Towards comprehensive coverage of chemical space: Quantum mechanical properties of 836k constitutional and conformational closed shell neutral isomers consisting of HCNOFSiPSClBr
Danish Khan,Anouar Benali,Scott Y. H. Kim,Guido Falk von Rudorff,O. Anatole von Lilienfeld
2024-09-20
Abstract:The Vector-QM24 (VQM24) dataset attempts to more comprehensively cover all possible neutral closed shell small organic and inorganic molecules and their conformers at state of the art level of theory. We have used density functional theory ($\omega$B97X-D3/cc-pVDZ) to optimize 577k conformational isomers corresponding to 258k constitutional isomers. Isomers included contain up to five heavy atoms (non-hydrogen) consisting of $p$-block elements C, N, O, F, Si, P, S, Cl, Br. Single point diffusion quantum Monte Carlo (DMC@PBE0(ccECP/cc-pVQZ)) energies are reported for the sub-set of all the lowest conformers (10,793 molecules) with up to 4 heavy atoms. This dataset has been systematically generated by considering all combinatorially possible stoichiometries, and graphs (according to Lewis rules as implemented in the {\tt SURGE} package), along with all stable conformers identified by GFN2-xTB. Apart from graphs, geometries, rotational constants, and vibrational normal modes, VQM24 includes internal, atomization, electron-electron repulsion, exchange correlation, dispersion, vibrational frequency, Gibbs free, enthalpy, ZPV, molecular orbital energies; as well as entropy, and heat capacities.

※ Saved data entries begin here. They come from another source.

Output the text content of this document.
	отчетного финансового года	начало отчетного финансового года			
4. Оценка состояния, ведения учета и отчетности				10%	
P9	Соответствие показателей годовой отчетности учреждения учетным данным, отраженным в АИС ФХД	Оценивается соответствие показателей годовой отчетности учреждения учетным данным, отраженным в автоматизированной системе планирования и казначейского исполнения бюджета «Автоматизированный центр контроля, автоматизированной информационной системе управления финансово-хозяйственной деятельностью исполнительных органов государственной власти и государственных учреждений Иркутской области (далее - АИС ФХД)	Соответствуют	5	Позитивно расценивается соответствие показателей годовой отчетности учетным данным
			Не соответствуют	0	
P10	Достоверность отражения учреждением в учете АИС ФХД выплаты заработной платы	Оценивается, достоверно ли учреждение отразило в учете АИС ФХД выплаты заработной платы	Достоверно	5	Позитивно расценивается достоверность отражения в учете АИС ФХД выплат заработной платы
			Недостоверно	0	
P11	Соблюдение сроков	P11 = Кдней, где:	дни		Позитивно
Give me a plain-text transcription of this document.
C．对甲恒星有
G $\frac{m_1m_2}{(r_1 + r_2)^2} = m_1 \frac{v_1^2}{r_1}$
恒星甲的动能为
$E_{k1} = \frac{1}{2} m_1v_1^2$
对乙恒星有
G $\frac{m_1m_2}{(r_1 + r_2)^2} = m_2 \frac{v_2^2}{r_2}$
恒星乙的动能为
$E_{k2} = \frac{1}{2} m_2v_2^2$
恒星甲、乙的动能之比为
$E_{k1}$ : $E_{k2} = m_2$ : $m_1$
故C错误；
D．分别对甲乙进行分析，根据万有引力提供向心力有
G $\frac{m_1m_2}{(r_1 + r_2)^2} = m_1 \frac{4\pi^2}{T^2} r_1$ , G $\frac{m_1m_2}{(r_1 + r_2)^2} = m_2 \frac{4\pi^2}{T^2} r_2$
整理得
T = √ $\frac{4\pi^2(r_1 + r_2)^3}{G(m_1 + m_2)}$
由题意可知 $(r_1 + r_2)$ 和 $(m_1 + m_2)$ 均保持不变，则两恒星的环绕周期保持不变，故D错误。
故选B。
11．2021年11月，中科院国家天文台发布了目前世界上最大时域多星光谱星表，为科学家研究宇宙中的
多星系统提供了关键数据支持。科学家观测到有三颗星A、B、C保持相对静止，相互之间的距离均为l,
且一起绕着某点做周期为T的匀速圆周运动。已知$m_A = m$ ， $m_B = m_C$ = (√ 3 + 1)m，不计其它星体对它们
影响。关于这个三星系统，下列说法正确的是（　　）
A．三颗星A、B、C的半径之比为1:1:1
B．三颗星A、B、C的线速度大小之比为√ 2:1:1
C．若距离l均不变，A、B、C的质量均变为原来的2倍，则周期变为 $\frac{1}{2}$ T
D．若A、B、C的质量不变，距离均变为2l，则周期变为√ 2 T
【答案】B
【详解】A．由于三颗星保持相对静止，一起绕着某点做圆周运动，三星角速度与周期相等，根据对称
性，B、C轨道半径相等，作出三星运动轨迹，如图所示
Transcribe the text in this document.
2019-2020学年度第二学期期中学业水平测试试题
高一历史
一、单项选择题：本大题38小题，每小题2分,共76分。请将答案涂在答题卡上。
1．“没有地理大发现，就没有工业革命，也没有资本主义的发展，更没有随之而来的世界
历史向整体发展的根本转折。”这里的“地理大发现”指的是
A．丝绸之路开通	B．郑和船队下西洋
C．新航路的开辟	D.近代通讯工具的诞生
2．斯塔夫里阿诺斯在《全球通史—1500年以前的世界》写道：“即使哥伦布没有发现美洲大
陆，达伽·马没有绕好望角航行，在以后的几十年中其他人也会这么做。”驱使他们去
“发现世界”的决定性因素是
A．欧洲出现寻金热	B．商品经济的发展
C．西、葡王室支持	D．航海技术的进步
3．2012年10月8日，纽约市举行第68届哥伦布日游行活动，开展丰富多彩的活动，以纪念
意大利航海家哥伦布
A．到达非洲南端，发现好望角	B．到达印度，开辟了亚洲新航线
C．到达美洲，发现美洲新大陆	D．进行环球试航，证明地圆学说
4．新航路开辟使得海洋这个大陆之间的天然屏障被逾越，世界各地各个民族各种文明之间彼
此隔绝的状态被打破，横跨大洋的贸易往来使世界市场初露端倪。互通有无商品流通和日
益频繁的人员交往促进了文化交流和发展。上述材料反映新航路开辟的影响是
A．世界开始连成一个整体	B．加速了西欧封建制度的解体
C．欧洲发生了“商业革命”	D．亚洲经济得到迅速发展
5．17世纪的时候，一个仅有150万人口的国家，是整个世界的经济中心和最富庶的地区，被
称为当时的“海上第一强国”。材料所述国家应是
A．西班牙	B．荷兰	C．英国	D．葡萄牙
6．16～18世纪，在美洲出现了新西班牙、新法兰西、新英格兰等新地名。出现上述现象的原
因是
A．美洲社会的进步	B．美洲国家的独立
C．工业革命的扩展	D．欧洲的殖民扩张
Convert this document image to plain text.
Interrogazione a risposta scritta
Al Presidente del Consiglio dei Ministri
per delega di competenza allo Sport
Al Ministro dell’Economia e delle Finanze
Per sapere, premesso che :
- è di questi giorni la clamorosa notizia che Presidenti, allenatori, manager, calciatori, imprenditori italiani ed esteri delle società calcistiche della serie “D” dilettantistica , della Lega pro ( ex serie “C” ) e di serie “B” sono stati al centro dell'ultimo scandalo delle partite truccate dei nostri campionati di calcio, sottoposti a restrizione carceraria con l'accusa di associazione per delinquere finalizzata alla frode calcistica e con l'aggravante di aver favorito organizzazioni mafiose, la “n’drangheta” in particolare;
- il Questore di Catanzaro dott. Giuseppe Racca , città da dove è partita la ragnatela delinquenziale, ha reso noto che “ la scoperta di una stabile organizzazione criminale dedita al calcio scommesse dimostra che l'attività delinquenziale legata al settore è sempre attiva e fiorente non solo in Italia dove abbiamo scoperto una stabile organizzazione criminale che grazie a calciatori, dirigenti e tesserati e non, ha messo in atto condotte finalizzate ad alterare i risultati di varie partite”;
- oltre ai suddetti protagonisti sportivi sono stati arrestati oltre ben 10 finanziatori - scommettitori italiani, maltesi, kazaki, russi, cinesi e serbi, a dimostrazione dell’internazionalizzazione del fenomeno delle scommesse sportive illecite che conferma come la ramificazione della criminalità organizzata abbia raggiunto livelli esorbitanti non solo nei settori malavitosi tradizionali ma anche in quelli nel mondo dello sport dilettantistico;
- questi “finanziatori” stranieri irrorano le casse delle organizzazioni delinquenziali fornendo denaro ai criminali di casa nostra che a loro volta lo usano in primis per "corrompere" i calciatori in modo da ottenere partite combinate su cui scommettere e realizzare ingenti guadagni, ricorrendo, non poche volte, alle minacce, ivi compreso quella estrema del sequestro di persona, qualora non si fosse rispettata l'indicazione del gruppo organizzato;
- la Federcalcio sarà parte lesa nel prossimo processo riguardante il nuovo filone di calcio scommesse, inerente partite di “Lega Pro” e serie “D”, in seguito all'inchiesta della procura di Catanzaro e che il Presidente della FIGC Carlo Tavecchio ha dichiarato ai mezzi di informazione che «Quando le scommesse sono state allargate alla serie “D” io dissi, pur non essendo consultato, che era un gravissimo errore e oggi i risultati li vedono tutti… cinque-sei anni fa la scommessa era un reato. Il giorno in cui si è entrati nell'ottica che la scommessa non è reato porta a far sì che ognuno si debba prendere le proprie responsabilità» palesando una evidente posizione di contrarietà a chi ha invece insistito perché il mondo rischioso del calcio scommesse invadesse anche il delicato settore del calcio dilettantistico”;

Electronic properties include multipole moments (dipole, quadrupole, octupole, hexadecapole), electrostatic potentials at nuclei (alchemical potential), Mulliken charges, and molecular wavefunctions. Machine learning (ML) models on the 258k constitutional isomers indicate an upto $\sim$8 times more challenging benchmark than the commonly used QM9 dataset. VQM24 represents a highly accurate and unbiased dataset of molecules, ideal for testing and training transferable, scalable, and generative ML models of real quantum systems.
Chemical Physics